L’ex capodivisione malattie trasmissibili dell’Ufsp ritiene che la Svizzera non dovrebbe seguire l’esempio dell’Austria passando alla regola 2G
Taluni Paesi come l’Austria hanno limitato l’accesso a certi luoghi, quali i ristoranti, alle sole persone vaccinate o guarite dal Covid-19. L’ex “mister coronavirus” della Confederazione Daniel Koch non è convinto che la Svizzera debba fare la stessa cosa.
“Meglio farsi vaccinare per convinzione che per obbligo. I fronti sono già abbastanza induriti”, ha spiegato al Nouvelliste l’ex capo della divisione delle malattie trasmissibili all’Ufficio federale della sanità pubblica (UFSP).
Koch ritiene che a breve termine i fronti non si muoveranno più. “La gran parte degli Svizzeri che desiderava farsi vaccinare l’ha fatto. La parte restante non lo farà per non perdere la faccia”, ha precisato. “Occorre dunque trovare soluzioni per far scendere la pressione tra i due campi”, ha aggiunto.
Interrogato sulle condizioni di revoca del certificato Covid, l’ex alto funzionario federale ha risposto che si tratta di una questione di natura politica e non epidemiologica.

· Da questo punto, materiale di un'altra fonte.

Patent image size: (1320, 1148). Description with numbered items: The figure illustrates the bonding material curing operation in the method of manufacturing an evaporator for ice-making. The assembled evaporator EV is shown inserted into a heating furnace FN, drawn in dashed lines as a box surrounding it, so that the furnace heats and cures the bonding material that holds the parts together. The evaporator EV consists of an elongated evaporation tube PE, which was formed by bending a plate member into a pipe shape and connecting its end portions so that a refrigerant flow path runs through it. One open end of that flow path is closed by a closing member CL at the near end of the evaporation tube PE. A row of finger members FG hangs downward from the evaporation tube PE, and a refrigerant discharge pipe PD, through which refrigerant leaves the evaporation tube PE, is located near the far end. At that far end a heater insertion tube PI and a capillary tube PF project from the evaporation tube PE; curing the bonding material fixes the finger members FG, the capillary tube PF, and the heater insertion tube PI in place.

Koch reputa inoltre che non occorra più fissarsi obiettivi in termini di tasso di vaccinazione ma piuttosto insistere sul fatto che il vaccino non consente di eliminare il virus, ma che evita la maggior parte dei ricoveri in ospedale e protegge da forme gravi della malattia. Quanto alla vaccinazione dei minori di 12 anni, per il momento Koch non ne vede la necessità, poiché vi sono poche forme gravi di malattia in questa fascia d’età.

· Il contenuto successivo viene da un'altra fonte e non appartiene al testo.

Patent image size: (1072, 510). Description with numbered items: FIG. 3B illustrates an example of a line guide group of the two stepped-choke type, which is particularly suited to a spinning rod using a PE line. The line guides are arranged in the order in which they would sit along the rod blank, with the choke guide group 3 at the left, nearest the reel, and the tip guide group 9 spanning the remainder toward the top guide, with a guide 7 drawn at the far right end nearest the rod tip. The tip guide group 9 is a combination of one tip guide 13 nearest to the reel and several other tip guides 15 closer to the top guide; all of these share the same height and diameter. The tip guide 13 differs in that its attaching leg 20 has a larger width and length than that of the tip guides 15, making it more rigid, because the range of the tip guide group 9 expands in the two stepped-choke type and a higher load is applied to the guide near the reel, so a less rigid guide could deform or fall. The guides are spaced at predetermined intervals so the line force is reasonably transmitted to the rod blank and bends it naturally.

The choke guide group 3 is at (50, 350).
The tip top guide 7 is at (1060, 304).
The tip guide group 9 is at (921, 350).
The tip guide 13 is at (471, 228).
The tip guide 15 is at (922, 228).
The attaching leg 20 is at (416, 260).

Dal canto suo, in un’intervista ai giornali di CH Media, il direttore dell’Associazione medica mondiale (WMA) Frank Ulrich Montgomery ha dichiarato di non condividere questa opinione e chiede che la regola delle “2G” – ovvero limitare l’accesso a taluni luoghi alle sole persone vaccinate (geimpft) o guarite (genesen) – venga discussa in Svizzera.
A suo avviso, un certificato “2G” non deve essere introdotto su tutto il territorio ma in modo differenziato. Per il tedesco, ha senso introdurlo nel quartiere delle banche a Zurigo, ma molto meno sul praticello del Grütli.

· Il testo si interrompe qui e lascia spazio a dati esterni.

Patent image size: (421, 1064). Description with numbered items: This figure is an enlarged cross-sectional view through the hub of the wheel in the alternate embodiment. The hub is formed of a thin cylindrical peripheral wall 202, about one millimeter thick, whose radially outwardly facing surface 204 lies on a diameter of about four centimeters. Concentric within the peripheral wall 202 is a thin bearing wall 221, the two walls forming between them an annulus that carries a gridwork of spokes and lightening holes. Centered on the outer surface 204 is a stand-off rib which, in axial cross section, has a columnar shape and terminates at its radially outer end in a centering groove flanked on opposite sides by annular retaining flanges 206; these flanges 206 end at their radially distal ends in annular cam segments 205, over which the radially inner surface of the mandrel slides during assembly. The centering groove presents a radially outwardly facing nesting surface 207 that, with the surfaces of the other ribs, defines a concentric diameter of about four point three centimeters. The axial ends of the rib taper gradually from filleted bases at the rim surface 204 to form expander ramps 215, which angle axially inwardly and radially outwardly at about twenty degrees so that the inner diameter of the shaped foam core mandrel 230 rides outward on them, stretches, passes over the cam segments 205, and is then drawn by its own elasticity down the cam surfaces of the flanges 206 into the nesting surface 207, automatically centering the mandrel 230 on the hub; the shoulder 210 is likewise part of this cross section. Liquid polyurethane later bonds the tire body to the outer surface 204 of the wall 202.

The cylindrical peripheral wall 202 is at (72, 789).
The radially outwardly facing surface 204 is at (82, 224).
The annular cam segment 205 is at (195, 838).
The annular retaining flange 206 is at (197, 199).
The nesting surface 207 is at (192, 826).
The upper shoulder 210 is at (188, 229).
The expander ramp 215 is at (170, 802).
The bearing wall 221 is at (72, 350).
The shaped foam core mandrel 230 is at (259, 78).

Montgomery difende pure l’idea che la durata del certificato Covid venga valutata sulla base di criteri scientifici. La sua validità dovrebbe essere equivalente alla durata dell’immunità fornita dal vaccino. Se può essere scientificamente provato che si perde la protezione vaccinale completa dopo sei mesi, la validità del certificato deve terminare dopo questa scadenza, ha aggiunto. In Svizzera, il certificato è attualmente valido durante 12 mesi dopo la seconda iniezione.
Gli esperti della Confederazione hanno indicato questa settimana che un passaggio al certificato “2G” non si giustifica ancora in Svizzera.